Interesting comment on the cabling…
I recall Elon had mentioned a radical all-bus cabling concept for Model Y that would eliminate 80+% of the wiring compared to Model 3, which would fit the 100m comment. But I think he later said he was pressured to make Model Y a rebodied Model 3 to reduce costs, which precluded the use of an all-bus cabling system. If so, we won’t see it until the next generation, unfortunately.

The Model 3 already had the wiring harness completely redesigned to very significantly reduce the amount of wiring needed, as compared to the Model S/X. I think that’s one of the many things that Sandy Munro praised after his teardown analysis was complete.

Why fix it if it ain’t broke?

They’re not building an all new platform, but they are still doing the new wiring concept.

Elon also said the Model Y will be a manufacturing revolution.

It will be fascinating to see how much commonality it has with the 3. Also, will they somewhat modify the 3 design when they build both in China (and elsewhere).

So, in other words, Tesla can do more in 90 minutes, then most manufactures can do in general.

Go Tesla Go !!!

Whether it is publicity or not, it bodes well for the ramp up in Shanghai.


And get seriously caught-up in Fremont!

“Tesla Model 3 Production Process Simplicity”

I’m an enthusiastic fan of Tesla, but even I don’t drink enough Kool-Aid to believe that “simplicity” belongs in the same sentence with “Tesla production”!

Is Model 3 production picking up? Absolutely! But that has a lot more to do with Tesla installing new assembly lines than in simplifying production.

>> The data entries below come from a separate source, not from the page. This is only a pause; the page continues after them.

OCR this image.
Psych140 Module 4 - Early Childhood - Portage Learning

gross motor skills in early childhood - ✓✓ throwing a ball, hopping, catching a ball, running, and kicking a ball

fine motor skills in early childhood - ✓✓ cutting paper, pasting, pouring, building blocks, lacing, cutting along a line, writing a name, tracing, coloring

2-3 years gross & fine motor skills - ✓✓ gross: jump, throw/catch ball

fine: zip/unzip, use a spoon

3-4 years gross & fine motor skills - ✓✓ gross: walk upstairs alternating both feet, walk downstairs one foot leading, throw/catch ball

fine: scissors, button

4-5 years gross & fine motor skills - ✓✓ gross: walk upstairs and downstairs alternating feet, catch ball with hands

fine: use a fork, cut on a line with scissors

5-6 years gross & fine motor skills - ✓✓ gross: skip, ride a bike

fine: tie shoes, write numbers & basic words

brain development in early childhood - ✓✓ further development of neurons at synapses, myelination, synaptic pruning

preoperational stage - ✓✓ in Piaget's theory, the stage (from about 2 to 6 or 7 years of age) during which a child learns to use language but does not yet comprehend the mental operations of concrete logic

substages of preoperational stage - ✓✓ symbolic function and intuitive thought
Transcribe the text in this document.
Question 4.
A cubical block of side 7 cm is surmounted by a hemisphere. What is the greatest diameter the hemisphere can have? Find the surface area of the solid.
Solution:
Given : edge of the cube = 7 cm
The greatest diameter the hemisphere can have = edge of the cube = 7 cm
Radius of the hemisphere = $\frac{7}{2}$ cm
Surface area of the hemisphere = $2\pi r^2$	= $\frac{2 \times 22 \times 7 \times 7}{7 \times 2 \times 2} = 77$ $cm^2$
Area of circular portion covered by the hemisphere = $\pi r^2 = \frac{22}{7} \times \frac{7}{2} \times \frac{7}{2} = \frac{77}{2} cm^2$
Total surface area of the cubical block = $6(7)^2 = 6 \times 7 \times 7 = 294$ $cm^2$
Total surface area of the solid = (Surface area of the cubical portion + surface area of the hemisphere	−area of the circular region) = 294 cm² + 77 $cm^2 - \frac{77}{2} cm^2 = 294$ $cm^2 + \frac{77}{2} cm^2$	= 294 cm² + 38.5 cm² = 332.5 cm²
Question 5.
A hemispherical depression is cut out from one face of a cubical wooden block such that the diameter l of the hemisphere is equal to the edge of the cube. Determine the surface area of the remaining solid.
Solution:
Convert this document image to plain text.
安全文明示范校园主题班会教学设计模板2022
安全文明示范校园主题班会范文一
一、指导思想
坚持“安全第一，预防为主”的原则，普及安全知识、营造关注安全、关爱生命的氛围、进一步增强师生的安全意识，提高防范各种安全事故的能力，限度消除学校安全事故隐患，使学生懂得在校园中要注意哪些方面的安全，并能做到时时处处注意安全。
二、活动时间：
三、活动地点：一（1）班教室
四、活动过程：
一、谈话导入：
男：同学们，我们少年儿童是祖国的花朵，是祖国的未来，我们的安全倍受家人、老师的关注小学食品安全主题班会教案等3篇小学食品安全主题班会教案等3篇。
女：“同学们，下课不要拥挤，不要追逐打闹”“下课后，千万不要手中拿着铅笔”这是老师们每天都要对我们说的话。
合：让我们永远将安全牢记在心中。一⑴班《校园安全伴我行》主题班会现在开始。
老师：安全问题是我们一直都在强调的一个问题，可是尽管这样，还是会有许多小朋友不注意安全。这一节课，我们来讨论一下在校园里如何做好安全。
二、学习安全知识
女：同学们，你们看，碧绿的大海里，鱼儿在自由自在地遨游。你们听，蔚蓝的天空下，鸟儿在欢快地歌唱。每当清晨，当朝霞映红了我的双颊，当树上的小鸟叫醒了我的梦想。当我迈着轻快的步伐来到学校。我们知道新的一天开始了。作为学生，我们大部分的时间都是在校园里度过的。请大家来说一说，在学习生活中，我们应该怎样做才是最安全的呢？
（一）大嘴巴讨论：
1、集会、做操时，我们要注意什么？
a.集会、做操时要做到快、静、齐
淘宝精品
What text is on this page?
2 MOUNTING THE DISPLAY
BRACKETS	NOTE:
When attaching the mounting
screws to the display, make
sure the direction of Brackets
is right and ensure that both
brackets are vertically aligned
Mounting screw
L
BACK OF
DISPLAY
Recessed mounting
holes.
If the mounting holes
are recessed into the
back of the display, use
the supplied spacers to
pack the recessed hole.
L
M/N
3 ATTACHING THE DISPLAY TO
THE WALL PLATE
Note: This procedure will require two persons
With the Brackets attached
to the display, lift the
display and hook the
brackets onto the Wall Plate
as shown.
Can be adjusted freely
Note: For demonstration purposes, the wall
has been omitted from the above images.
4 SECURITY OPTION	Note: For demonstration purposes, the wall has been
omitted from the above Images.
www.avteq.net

Now, I’m sure there are some things they have managed to simplify, but that would be better described as “slightly less complex” rather than “simplicity”.

Journalists always prefer to use the most dramatic words possible.

Biblical in its simplicity? But the Bible is so long, complex, confusing and self-contradictory. Hardy a reasonable comparison in my opinion.

Well, “10 Commandments” versus the number of volumes in the “US Tax Code”, is a reasonable comparison of “Simplicity”, don’t you think? Even just compared to Rules you had to learn to get a drivers license!

That is a nice literal explanation of Bible complexity. However I believe that when people refer to something as biblical, they are referring to an event’s effect and influence on the way things happen, after that event.